Opinion
William M. Ellis brought a suit in admiralty against Browning Steamship Company to recover for injuries allegedly sustained on a steamship, and the Hartford Accident and Indemnity Company moved to quash a subpoena duces tecum issued by respondent and directed to movement to produce, at an examination before trial, its employers' compensation file concerning injuries sustained by libellant in accident pertinent to suit, together with all records, statements of witnesses, photographs, and other data. The District Court, Harold P. Burke, J., held, that rule of Federal Civil Procedure providing that proof of service of a notice to take a deposition as provided in rule relating to depositions upon oral examination, and as provided in rule relating to depositions of witnesses upon written interrogatories, constitutes sufficient authorization for issuance of subpoenas for persons named or described therein, is not applicable in suits in admiralty.
Motion granted.
Smith, Miller, Murphy & Roberts, Buffalo, N.Y., for Robert T. McLaughlin and Hartford Accident & Indemnity Co. (James R. Ulah, Buffalo, N.Y., of counsel).

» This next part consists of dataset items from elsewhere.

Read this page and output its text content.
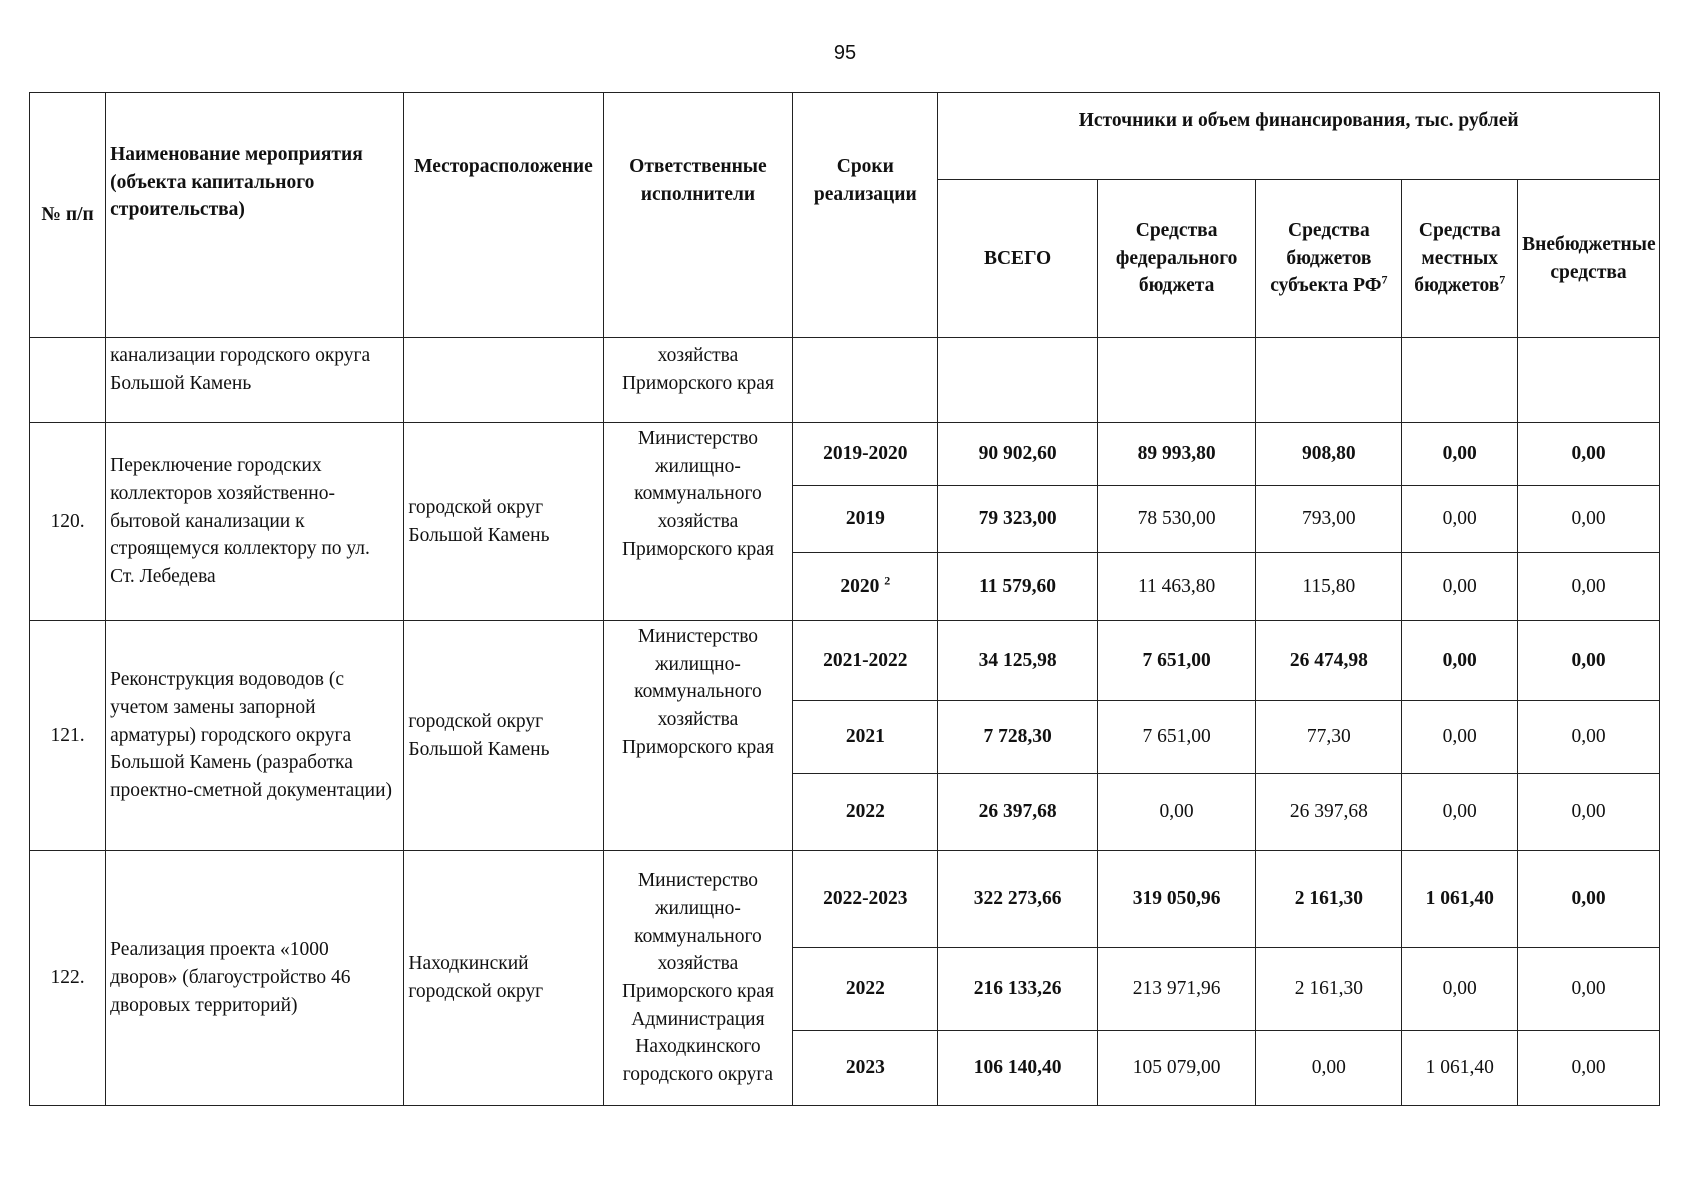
95
№ п/п	Наименование мероприятия (объекта капитального строительства)	Месторасположение	Ответственные исполнители	Сроки реализации	Источники и объем финансирования, тыс. рублей				
					ВСЕГО	Средства федерального бюджета	Средства бюджетов субъекта $РФ^7$	Средства местных бюджетов$^7$	Внебюджетные средства
	канализации городского округа Большой Камень		хозяйства Приморского края						
120.	Переключение городских коллекторов хозяйственно-бытовой канализации к строящемуся коллектору по ул. Ст. Лебедева	городской округ Большой Камень	Министерство жилищно-коммунального хозяйства Приморского края	2019-2020	90 902,60	89 993,80	908,80	0,00	0,00
				2019	79 323,00	78 530,00	793,00	0,00	0,00
				2020 $^2$	11 579,60	11 463,80	115,80	0,00	0,00
121.	Реконструкция водоводов (с учетом замены запорной арматуры) городского округа Большой Камень (разработка проектно-сметной документации)	городской округ Большой Камень	Министерство жилищно-коммунального хозяйства Приморского края	2021-2022	34 125,98	7 651,00	26 474,98	0,00	0,00
				2021	7 728,30	7 651,00	77,30	0,00	0,00
				2022	26 397,68	0,00	26 397,68	0,00	0,00
122.	Реализация проекта «1000 дворов» (благоустройство 46 дворовых территорий)	Находкинский городской округ	Министерство жилищно-коммунального хозяйства Приморского края Администрация Находкинского городского округа	2022-2023	322 273,66	319 050,96	2 161,30	1 061,40	0,00
				2022	216 133,26	213 971,96	2 161,30	0,00	0,00
				2023	106 140,40	105 079,00	0,00	1 061,40	0,00
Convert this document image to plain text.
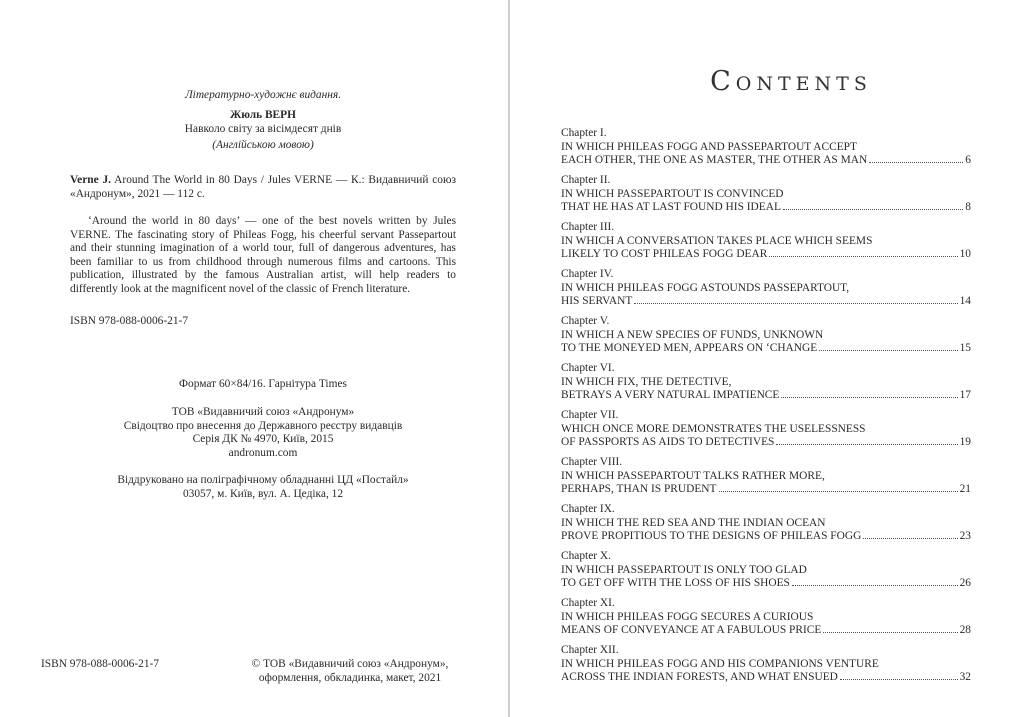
Літературно-художнє видання.
Жюль ВЕРН
Навколо світу за вісімдесят днів
(Англійською мовою)
Verne J. Around The World in 80 Days / Jules VERNE — К.: Видавничий союз «Андронум», 2021 — 112 с.
‘Around the world in 80 days’ — one of the best novels written by Jules VERNE. The fascinating story of Phileas Fogg, his cheerful servant Passepartout and their stunning imagination of a world tour, full of dangerous adventures, has been familiar to us from childhood through numerous films and cartoons. This publication, illustrated by the famous Australian artist, will help readers to differently look at the magnificent novel of the classic of French literature.
ISBN 978-088-0006-21-7
Формат 60×84/16. Гарнітура Times
ТОВ «Видавничий союз «Андронум»
Свідоцтво про внесення до Державного реєстру видавців
Серія ДК № 4970, Київ, 2015
andronum.com
Віддруковано на поліграфічному обладнанні ЦД «Постайл»
03057, м. Київ, вул. А. Цедіка, 12
ISBN 978-088-0006-21-7	© ТОВ «Видавничий союз «Андронум»,
оформлення, обкладинка, макет, 2021
Contents
Chapter I.
IN WHICH PHILEAS FOGG AND PASSEPARTOUT ACCEPT
EACH OTHER, THE ONE AS MASTER, THE OTHER AS MAN	6
Chapter II.
IN WHICH PASSEPARTOUT IS CONVINCED
THAT HE HAS AT LAST FOUND HIS IDEAL	8
Chapter III.
IN WHICH A CONVERSATION TAKES PLACE WHICH SEEMS
LIKELY TO COST PHILEAS FOGG DEAR	10
Chapter IV.
IN WHICH PHILEAS FOGG ASTOUNDS PASSEPARTOUT,
HIS SERVANT	14
Chapter V.
IN WHICH A NEW SPECIES OF FUNDS, UNKNOWN
TO THE MONEYED MEN, APPEARS ON ‘CHANGE	15
Chapter VI.
IN WHICH FIX, THE DETECTIVE,
BETRAYS A VERY NATURAL IMPATIENCE	17
Chapter VII.
WHICH ONCE MORE DEMONSTRATES THE USELESSNESS
OF PASSPORTS AS AIDS TO DETECTIVES	19
Chapter VIII.
IN WHICH PASSEPARTOUT TALKS RATHER MORE,
PERHAPS, THAN IS PRUDENT	21
Chapter IX.
IN WHICH THE RED SEA AND THE INDIAN OCEAN
PROVE PROPITIOUS TO THE DESIGNS OF PHILEAS FOGG	23
Chapter X.
IN WHICH PASSEPARTOUT IS ONLY TOO GLAD
TO GET OFF WITH THE LOSS OF HIS SHOES	26
Chapter XI.
IN WHICH PHILEAS FOGG SECURES A CURIOUS
MEANS OF CONVEYANCE AT A FABULOUS PRICE	28
Chapter XII.
IN WHICH PHILEAS FOGG AND HIS COMPANIONS VENTURE
ACROSS THE INDIAN FORESTS, AND WHAT ENSUED	32
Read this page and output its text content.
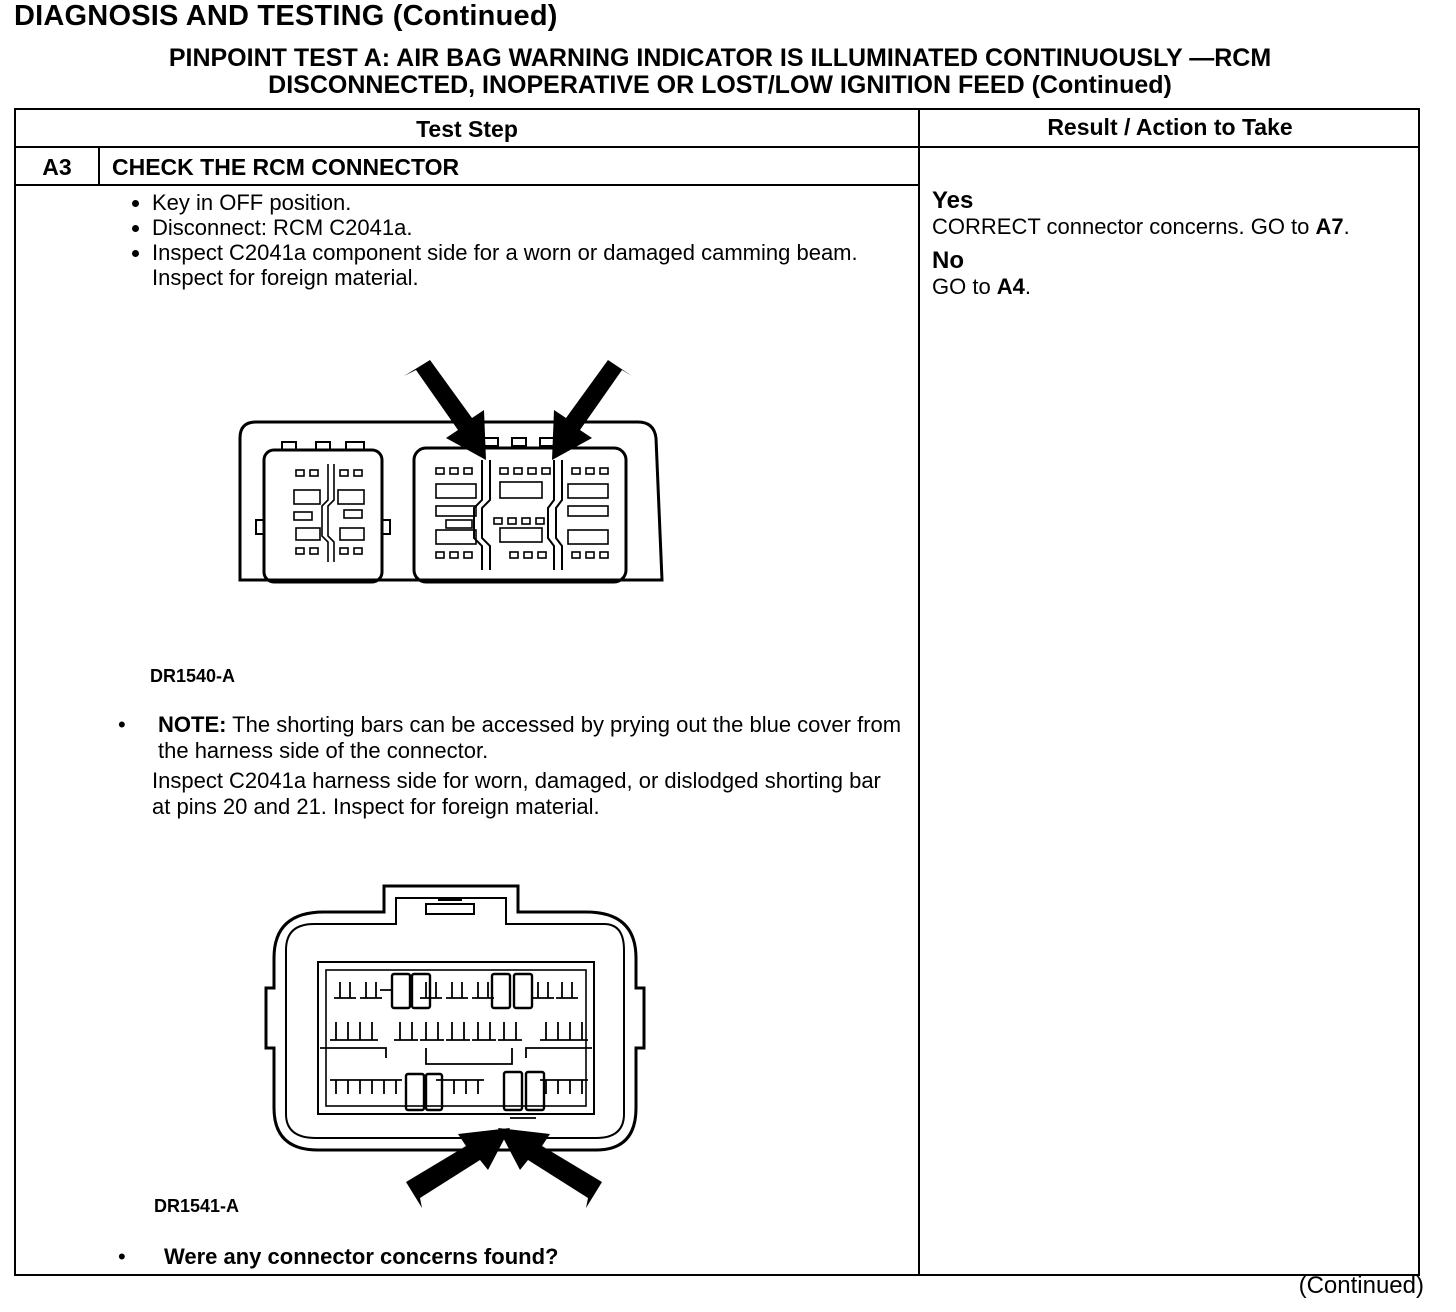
DIAGNOSIS AND TESTING (Continued)
PINPOINT TEST A: AIR BAG WARNING INDICATOR IS ILLUMINATED CONTINUOUSLY —RCM
DISCONNECTED, INOPERATIVE OR LOST/LOW IGNITION FEED (Continued)
Test Step	Result / Action to Take
A3	CHECK THE RCM CONNECTOR
• Key in OFF position.
• Disconnect: RCM C2041a.
• Inspect C2041a component side for a worn or damaged camming beam. Inspect for foreign material.
DR1540-A
•	NOTE: The shorting bars can be accessed by prying out the blue cover from the harness side of the connector.
Inspect C2041a harness side for worn, damaged, or dislodged shorting bar at pins 20 and 21. Inspect for foreign material.
DR1541-A
• Were any connector concerns found?
Yes
CORRECT connector concerns. GO to A7.
No
GO to A4.
(Continued)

Richards & Coffey, Buffalo, N.Y., for respondent (Fenton F. Harrison, Buffalo, N.Y., for counsel).
BURKE, District Judge.
This is a suit in admiralty to recover damages for personal injuries alleged to have been sustained on October 21, 1947, on the Steamer Fred L. Hewitt. The libellant demanded a jury trial under the provisions of Section 1873 of Title 28, U.S.C.A. That does not change it from a suit in admiralty. The respondent has issued a subpoena duces tecum directed to Hartford Accident and Indemnity Company (not a party) to produce at an examination before trial of the said insurance company, through its claims manager, its employers' compensation file concerning injuries sustained by the libellant in the accident pertinent to this suit, together with all records, statements of witnesses, photographs, and other data. This is a motion by Hartford Accident and Indemnity Company to quash the subpoena.
There was no authority for issuing the subpoena. The respondent has proceeded under the provisions of Rule 45(d)(1) of the Federal Rules of Civil Procedure, 28 U.S.C.A. That rule does not apply because the Federal Rules of Civil Procedure do not apply to proceedings in admiralty. Rule 81(a)(1). In admiralty only parties are amenable to orders in discovery proceedings, and then only on motion of a party showing good cause with notice to all other parties. Admiralty Rule 32, 28 U.S.C.A. The respondent has suggested that this Court has the power to order discovery by one not a party under Admiralty Rule 44. The latitude allowed the District Courts under Rule 44 to regulate their practice is limited by the proviso in the rule that it shall not be inconsistent with the Admiralty Rules. However desirable it may seem that the Federal Rules of Civil Procedure should apply to proceedings in admiralty, it is beyond the function of the District Courts to accomplish the change. Cargo Carriers, Inc. v. Tug Prescott.
No opinion for publication
Motion granted. The subpoena is quashed. It is hereby so ordered.